Na resistência a uma onda incessante de ataques e ameaças ao exercício da nossa profissão, os jornalistas lembram, neste 25 de outubro, mais um aniversário do assassinato de Vladimir Herzog.
Morto sob tortura no sinistro DOI-Codi de São Paulo, Vlado foi uma das últimas vítimas da repressão imposta pela ditadura militar, que tentou - em vão - apresentar o desfecho como "suicídio". Vladimir Herzog tinha então 38 anos e exercia a função de diretor de Jornalismo na TV Cultura, emissora pública estadual.
Apresentou-se voluntariamente ao DOI-Codi, para interrogatório, um dia depois de agentes terem tentado prendê-lo no local de trabalho. Vlado, pai de dois filhos, tinha vida legal e pública. O "crime" pelo qual foi citado em inquérito da ditadura foi o de pertencer ao Partido Comunista Brasileiro (PCB), então na ilegalidade.
Sua prisão e assassinato foram parte de uma campanha de extermínio dos órgãos de repressão contra o PCB e setores mais consequentes da oposição legal ao regime. Lembramos os 46 anos da morte de Vladimir Herzog ainda sob o impacto da entrega do Prêmio Nobel da Paz a dois jornalistas perseguidos em seus países pela defesa intransigente da liberdade de imprensa.

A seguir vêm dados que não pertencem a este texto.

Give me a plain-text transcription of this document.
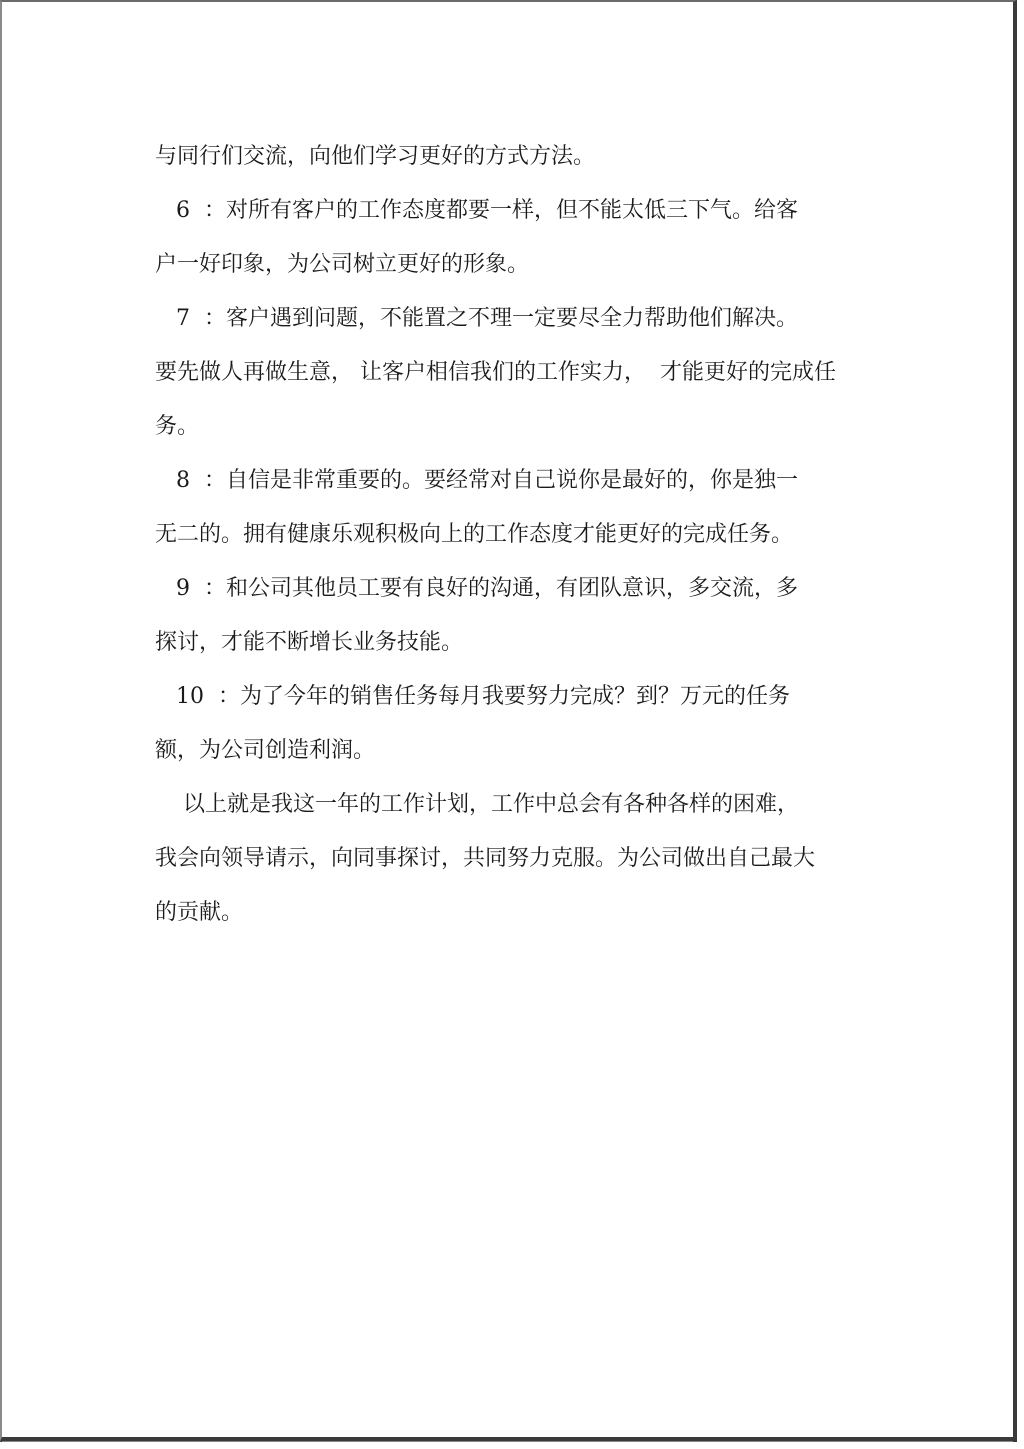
与同行们交流，向他们学习更好的方式方法。
6  ：对所有客户的工作态度都要一样，但不能太低三下气。给客
户一好印象，为公司树立更好的形象。
7  ：客户遇到问题，不能置之不理一定要尽全力帮助他们解决。
要先做人再做生意， 让客户相信我们的工作实力，  才能更好的完成任
务。
8  ：自信是非常重要的。要经常对自己说你是最好的，你是独一
无二的。拥有健康乐观积极向上的工作态度才能更好的完成任务。
9  ：和公司其他员工要有良好的沟通，有团队意识，多交流，多
探讨，才能不断增长业务技能。
10  ：为了今年的销售任务每月我要努力完成？到？万元的任务
额，为公司创造利润。
以上就是我这一年的工作计划，工作中总会有各种各样的困难，
我会向领导请示，向同事探讨，共同努力克服。为公司做出自己最大
的贡献。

Num momento em que se sucedem e se acirram, no Brasil, as ofensivas de múltiplas origens contra o exercício da nossa profissão. Em especial, enfrentamos agressões verbais e ameaças reiteradas por parte do presidente Jair Bolsonaro, que não apenas ofende os jornalistas e o jornalismo, mas incentiva e autoriza desmandos por parte de seus apoiadores.
O SJPDF reafirma, neste 25 de outubro, a memória de Vlado e das demais vítimas da ditadura, em especial os jornalistas. E renova o compromisso de luta para que jamais o Brasil volte a viver os dias sombrios do regime imposto pelos generais.